Der russische Premier hatte erklärt, die globale Wirtschafts- und Finanzkrise habe ihm wie auch den Staats- und Regierungschefs der EU-Staaten deutlich vor Augen geführt, wie "wirtschaftlich anfällig" ihre Länder seien. In der Konsequenz halte er eine "harmonische Wirtschaftsgemeinschaft von Lissabon bis Wladiwostok" oder eine "noch fortgeschrittenere wirtschaftliche Integrationsform" für sinnvoll. Außerdem schlug er eine gemeinsame Industriepolitik und die Schaffung eines gemeinsamen Energieraums vor.

Merkel hatte die Idee einer Freihandelszone am Donnerstag zwar begrüßt, den Chancen auf kurzfristige Realisierung jedoch eine Absage erteilt: "Ich muss etwas Wasser in den Wein schütten, weil die Schritte, die Russland in letzter Zeit gegangen ist, nicht gerade in diese Richtung weisen", sagte Merkel. Als Beispiel nannte sie unter anderem die Zollunion Russlands mit Kasachstan und Weißrussland.

Ähnlich äußerte sich auch Guttenberg: Der Vorschlag Putins sei interessant, "da sind sicherlich aber noch ein paar Hausaufgaben zu machen", sagte er am Freitag in Berlin. Moskau müsse zunächst auch Mitglied der Welthandelsorganisation WTO werden.
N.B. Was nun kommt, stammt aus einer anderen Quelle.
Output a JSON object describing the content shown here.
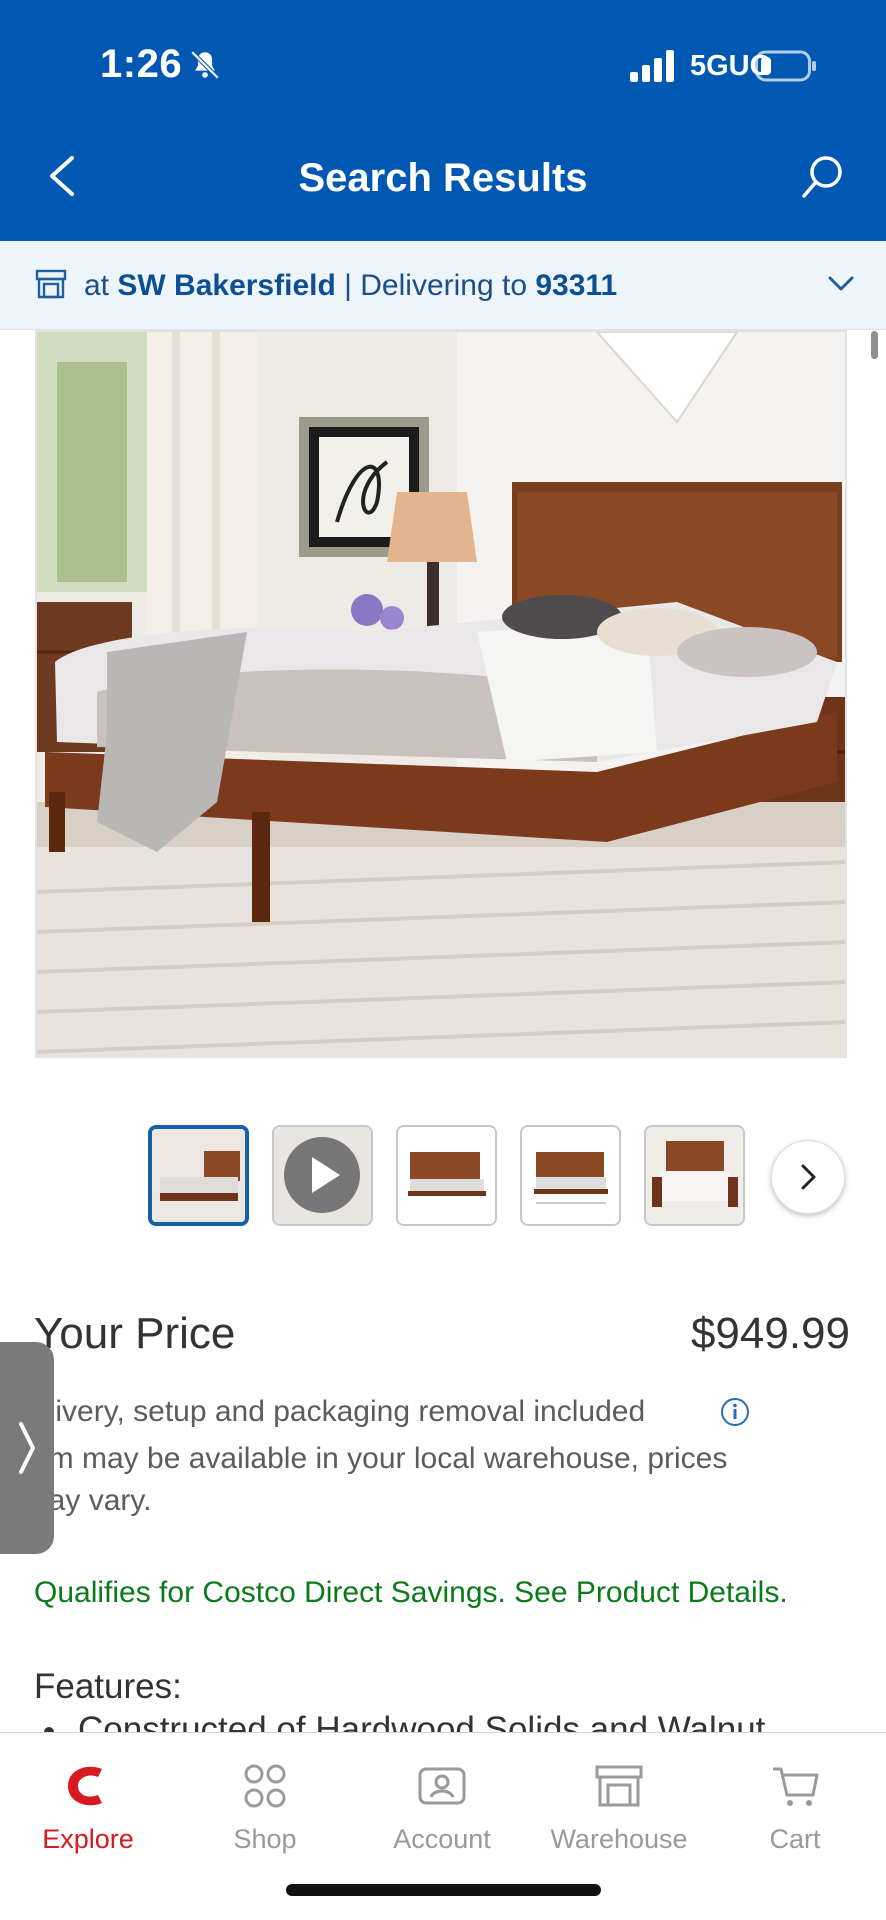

Deutlich positiver gab sich Westerwelle: Der Vorschlag Putins zeige, "wie eng wir in unseren strategischen Zielstellungen beieinander liegen", sagte er der "Süddeutschen Zeitung". Es gelte, die "Partnerschaft mit Russland auch in Wirtschaftsfragen" auszubauen.

Auch Ackermann begrüßte den Vorschlag des russischen Ministerpräsidenten ausdrücklich: "Wir haben zwei große Kriege gehabt, mit Millionen von Toten. Heute vergessen wir diese Dimensionen und streiten um Kleinigkeiten." Es sei an der Zeit, der historischen Bedeutung wieder gerecht zu werden. Die Bürger brauchten Europa, und Europa brauche Russland. "Daher müssen wir diese Pläne mit ganz offenem Geist und Enthusiasmus unterstützen", sagte Ackermann.

Brüderle zeigte sich zuversichtlich: Der Abschluss der Verhandlungen zwischen EU und Russland zum WTO-Beitritt gebe Anlass zu Optimismus, dass Russland schon bald noch stärker in die Weltwirtschaft integriert werde. Davon erheblich profitieren werde auch der Wirtschaftsverkehr zwischen Deutschland und Russland. Wichtig sei jedoch, dass Russland protektionistische Maßnahmen abbaue und verlässliche Rahmenbedingungen für Investitionen schaffe.

Zuvor hatten das Bundeswirtschaftsministerium und das russische Wirtschaftsministerium eine Erklärung unterzeichnet, wonach die bereits seit 2008 laufende wirtschaftliche Zusammenarbeit konkretisiert werden soll.